Le neurochirurgien américain qui lutte contre la faim et apporte de l’espoir à Gaza
Né au Koweït de parents venus de Cisjordanie, David Hasan veut renforcer la lutte contre la malnutrition à Gaza et créer des écoles avec un programme favorable à Israël

La première cargaison de préparations en bouteille destinées aux prématurés, aux nourrissons et aux jeunes enfants souffrant de malnutrition devrait arriver dans la bande de Gaza sous peu. Seront également inclus des substituts de repas à boire, ainsi que des boissons nutritives pour les femmes avant ou après l’accouchement.
Cette expédition a coûté 10 000 dollars, une somme levée par l’organisation américaine à but non lucratif « The Gaza Children’s Village », dirigée par le Dr David Hasan, neurochirurgien expérimenté de l’université Duke, en Caroline du Nord. En plus de sa carrière médicale, le Dr Hasan s’est imposé comme l’un des moteurs de l’aide humanitaire à Gaza, œuvrant pour offrir une aide d’urgence aux plus vulnérables habitants de l’enclave.
« Nous avons deux projets », a expliqué le Dr Hasan depuis son domicile lors d’une interview sur Zoom avec le Times of Israel réalisée la semaine dernière. « Le premier, et le plus important, est le village des orphelins, où nous nous efforçons de venir en aide à quelque 20 000 enfants, d’après les données dont nous disposons. Les enfants les plus vulnérables sont et ont toujours été notre priorité : les orphelins, les enfants non accompagnés ou blessés qui ne peuvent pas bénéficier de soins médicaux appropriés. C’est très difficile, mais nous faisons tout ce que nous pouvons. »
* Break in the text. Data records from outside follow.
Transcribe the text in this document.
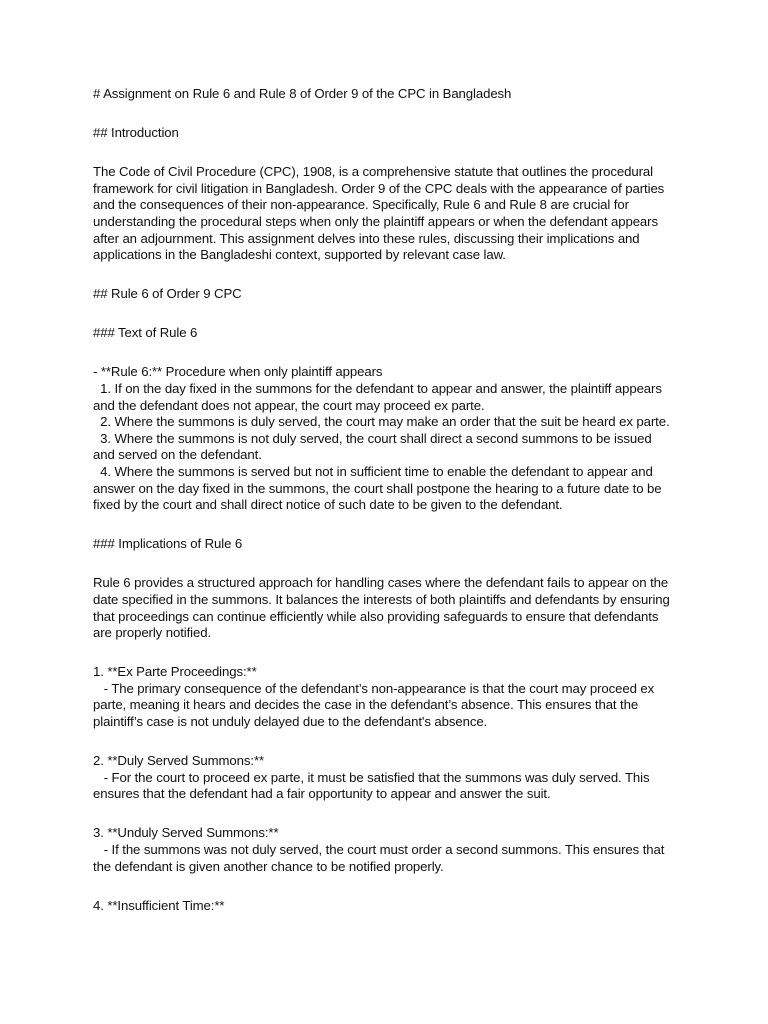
# Assignment on Rule 6 and Rule 8 of Order 9 of the CPC in Bangladesh

## Introduction

The Code of Civil Procedure (CPC), 1908, is a comprehensive statute that outlines the procedural

framework for civil litigation in Bangladesh. Order 9 of the CPC deals with the appearance of parties

and the consequences of their non-appearance. Specifically, Rule 6 and Rule 8 are crucial for

understanding the procedural steps when only the plaintiff appears or when the defendant appears

after an adjournment. This assignment delves into these rules, discussing their implications and

applications in the Bangladeshi context, supported by relevant case law.

## Rule 6 of Order 9 CPC

### Text of Rule 6

- **Rule 6:** Procedure when only plaintiff appears

1. If on the day fixed in the summons for the defendant to appear and answer, the plaintiff appears

and the defendant does not appear, the court may proceed ex parte.

2. Where the summons is duly served, the court may make an order that the suit be heard ex parte.

3. Where the summons is not duly served, the court shall direct a second summons to be issued

and served on the defendant.

4. Where the summons is served but not in sufficient time to enable the defendant to appear and

answer on the day fixed in the summons, the court shall postpone the hearing to a future date to be

fixed by the court and shall direct notice of such date to be given to the defendant.

### Implications of Rule 6

Rule 6 provides a structured approach for handling cases where the defendant fails to appear on the

date specified in the summons. It balances the interests of both plaintiffs and defendants by ensuring

that proceedings can continue efficiently while also providing safeguards to ensure that defendants

are properly notified.

1. **Ex Parte Proceedings:**

- The primary consequence of the defendant’s non-appearance is that the court may proceed ex

parte, meaning it hears and decides the case in the defendant’s absence. This ensures that the

plaintiff’s case is not unduly delayed due to the defendant's absence.

2. **Duly Served Summons:**

- For the court to proceed ex parte, it must be satisfied that the summons was duly served. This

ensures that the defendant had a fair opportunity to appear and answer the suit.

3. **Unduly Served Summons:**

- If the summons was not duly served, the court must order a second summons. This ensures that

the defendant is given another chance to be notified properly.

4. **Insufficient Time:**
Une autre priorité centrale de l’initiative, a ajouté Hasan, consiste à satisfaire aux besoins nutritionnels des prématurés, des nourrissons et des enfants. « Pour une raison ou une autre, la population gazaouie souffre d’une pénurie alimentaire due à un approvisionnement très limité. Je ne veux pas faire de politique, mais le résultat final est clair : à Gaza, il y a beaucoup d’innocents qui veulent simplement la paix avec leurs voisins et qui ne soutiennent pas le Hamas. Je le sais parfaitement, car je l’ai entendu moi-même lors de mes visites là-bas. »
L’organisation de Hasan travaille avec des partenaires israéliens basés en Israël, qui s’occupent de l’achat des produits et de la logistique. Les préparations et les solutions nutritionnelles seront d’abord livrées aux entrepôts de l’Organisation mondiale de la santé, puis distribuées à Shifa, Al-Aqsa et dans deux autres hôpitaux ayant manifesté leur intérêt, ainsi qu’à Deir al-Balah, où une nouvelle clinique et un orphelinat ont vu le jour il y a environ trois semaines.
Une tentative visant à faire entrer la cargaison avait été réalisée place il y a quelques jours, mais l’autorisation n’avait alors pas encore été accordée par le Coordinateur des activités gouvernementales dans les territoires (COGAT) israélien. Hasan espère que l’autorisation sera accordée cette semaine, tout en soulignant que la livraison de solutions nutritionnelles, si elle était utile, ne suffisait toutefois pas.
« Si je trouve un enfant souffrant de malnutrition et que je veux le réalimenter, je dois tenir compte de l’existence du syndrome de renutrition inappropriée. Un syndrome aussi mortel que la famine elle-même », explique-t-il. « Intervenir, distribuer un repas, nous en féliciter, puis voir deux ou trois jours plus tard l’enfant lutter contre le syndrome de renutrition inappropriée et en mourir, c’est la dernière chose que nous souhaitons. »
Selon les dernières informations du Bureau de la coordination des affaires humanitaires des Nations Unies (OCHA), dans la bande de Gaza, on dénombre environ 13 000 enfants souffrant de malnutrition, dont 2 800 de malnutrition sévère. Même ceux qui survivront en conserveront des séquelles à long terme. Pour aider les enfants et les mères à survivre au processus de réalimentation, Hasan espère pouvoir ultérieurement leur fournir des vitamines, notamment de la thiamine (B1), des multivitamines, du zinc et d’autres compléments alimentaires.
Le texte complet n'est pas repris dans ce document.